Overeenkomsten en verschillen met Nederland
Een vergelijking met de Nederlandse situatie is lastig, omdat geen betrouwbare metingen voor alle Nederlandse insectengroepen bestaan. De gevoelige groep van dagvlinders is goed onderzocht. Er is geen betrouwbaar beeld voor (vliegende) insecten in Nederland in het algemeen.

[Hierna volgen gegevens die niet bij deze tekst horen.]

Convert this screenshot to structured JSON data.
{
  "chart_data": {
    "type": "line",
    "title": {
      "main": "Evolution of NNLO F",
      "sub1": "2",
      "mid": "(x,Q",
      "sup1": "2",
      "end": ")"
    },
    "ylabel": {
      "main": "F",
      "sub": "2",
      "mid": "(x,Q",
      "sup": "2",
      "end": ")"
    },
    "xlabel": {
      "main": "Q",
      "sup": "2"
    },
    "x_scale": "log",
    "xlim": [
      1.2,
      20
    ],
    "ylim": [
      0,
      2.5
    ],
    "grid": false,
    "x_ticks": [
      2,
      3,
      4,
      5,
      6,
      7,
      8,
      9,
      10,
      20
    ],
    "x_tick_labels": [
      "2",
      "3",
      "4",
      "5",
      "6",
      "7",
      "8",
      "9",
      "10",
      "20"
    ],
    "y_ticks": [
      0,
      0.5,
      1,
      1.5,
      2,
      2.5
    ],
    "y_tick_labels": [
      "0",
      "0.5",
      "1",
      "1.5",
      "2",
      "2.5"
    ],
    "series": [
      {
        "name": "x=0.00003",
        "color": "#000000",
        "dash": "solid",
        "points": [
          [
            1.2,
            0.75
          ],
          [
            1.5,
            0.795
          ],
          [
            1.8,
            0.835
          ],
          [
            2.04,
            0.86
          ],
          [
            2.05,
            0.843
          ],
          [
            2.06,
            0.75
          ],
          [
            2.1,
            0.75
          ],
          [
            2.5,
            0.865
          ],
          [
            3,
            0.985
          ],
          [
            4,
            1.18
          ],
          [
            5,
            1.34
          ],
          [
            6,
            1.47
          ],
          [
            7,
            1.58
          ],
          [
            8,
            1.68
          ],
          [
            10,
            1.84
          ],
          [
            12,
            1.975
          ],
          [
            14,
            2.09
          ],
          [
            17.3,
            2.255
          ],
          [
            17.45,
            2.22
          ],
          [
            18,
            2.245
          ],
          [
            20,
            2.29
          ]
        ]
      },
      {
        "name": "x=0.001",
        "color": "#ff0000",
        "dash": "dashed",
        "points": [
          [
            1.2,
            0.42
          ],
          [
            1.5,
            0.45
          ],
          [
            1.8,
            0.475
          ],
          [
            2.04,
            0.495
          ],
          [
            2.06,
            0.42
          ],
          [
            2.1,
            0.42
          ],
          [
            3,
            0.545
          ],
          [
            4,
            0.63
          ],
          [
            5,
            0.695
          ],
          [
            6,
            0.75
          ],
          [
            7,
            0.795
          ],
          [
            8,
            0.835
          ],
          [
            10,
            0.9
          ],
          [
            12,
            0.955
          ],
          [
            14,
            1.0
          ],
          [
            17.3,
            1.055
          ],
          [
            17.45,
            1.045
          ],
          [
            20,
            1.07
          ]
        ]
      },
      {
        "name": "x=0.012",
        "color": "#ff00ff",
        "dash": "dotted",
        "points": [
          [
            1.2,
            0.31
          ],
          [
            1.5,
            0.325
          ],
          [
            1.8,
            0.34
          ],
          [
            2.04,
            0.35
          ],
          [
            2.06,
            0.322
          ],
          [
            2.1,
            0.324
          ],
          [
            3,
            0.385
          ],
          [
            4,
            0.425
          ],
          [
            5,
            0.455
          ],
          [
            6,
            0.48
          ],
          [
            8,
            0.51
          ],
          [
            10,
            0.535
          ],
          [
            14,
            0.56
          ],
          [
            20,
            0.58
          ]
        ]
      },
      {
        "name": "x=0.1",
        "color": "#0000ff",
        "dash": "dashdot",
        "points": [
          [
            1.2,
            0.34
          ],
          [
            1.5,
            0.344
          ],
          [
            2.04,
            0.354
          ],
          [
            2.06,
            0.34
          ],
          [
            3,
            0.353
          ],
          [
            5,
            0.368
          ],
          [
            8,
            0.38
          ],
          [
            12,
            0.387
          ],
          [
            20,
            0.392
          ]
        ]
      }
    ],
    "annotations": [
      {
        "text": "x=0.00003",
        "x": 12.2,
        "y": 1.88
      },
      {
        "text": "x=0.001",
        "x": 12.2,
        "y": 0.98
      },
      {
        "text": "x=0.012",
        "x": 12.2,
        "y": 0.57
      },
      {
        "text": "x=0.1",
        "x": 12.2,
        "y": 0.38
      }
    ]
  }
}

De trend van dagvlinders in Nederland vertoont overeenkomst met de gevonden trend in Duitsland in de zin dat beide sinds begin jaren 90 een sterke afname vertonen. Ook is in beide gevallen de afname in de eerste jaren sterker dan in de laatste jaren. Een verschil is dat de Nederlandse vlinderstand de laatste tien jaar stabiel blijft, er gaan zelfs iets meer soorten voor- dan achteruit. Zo’n langjarige stabilisatie zien we niet in de Duitse cijfers.
Over de afname van de Nederlandse dagvlinders is bekend dat deze samenhangt met meerdere factoren, waarbij klimaatverandering, landgebruiksverandering, beheerintensiteit, stikstofdepositie, fragmentatie van natuurgebieden en landbouwintensiteit een rol spelen.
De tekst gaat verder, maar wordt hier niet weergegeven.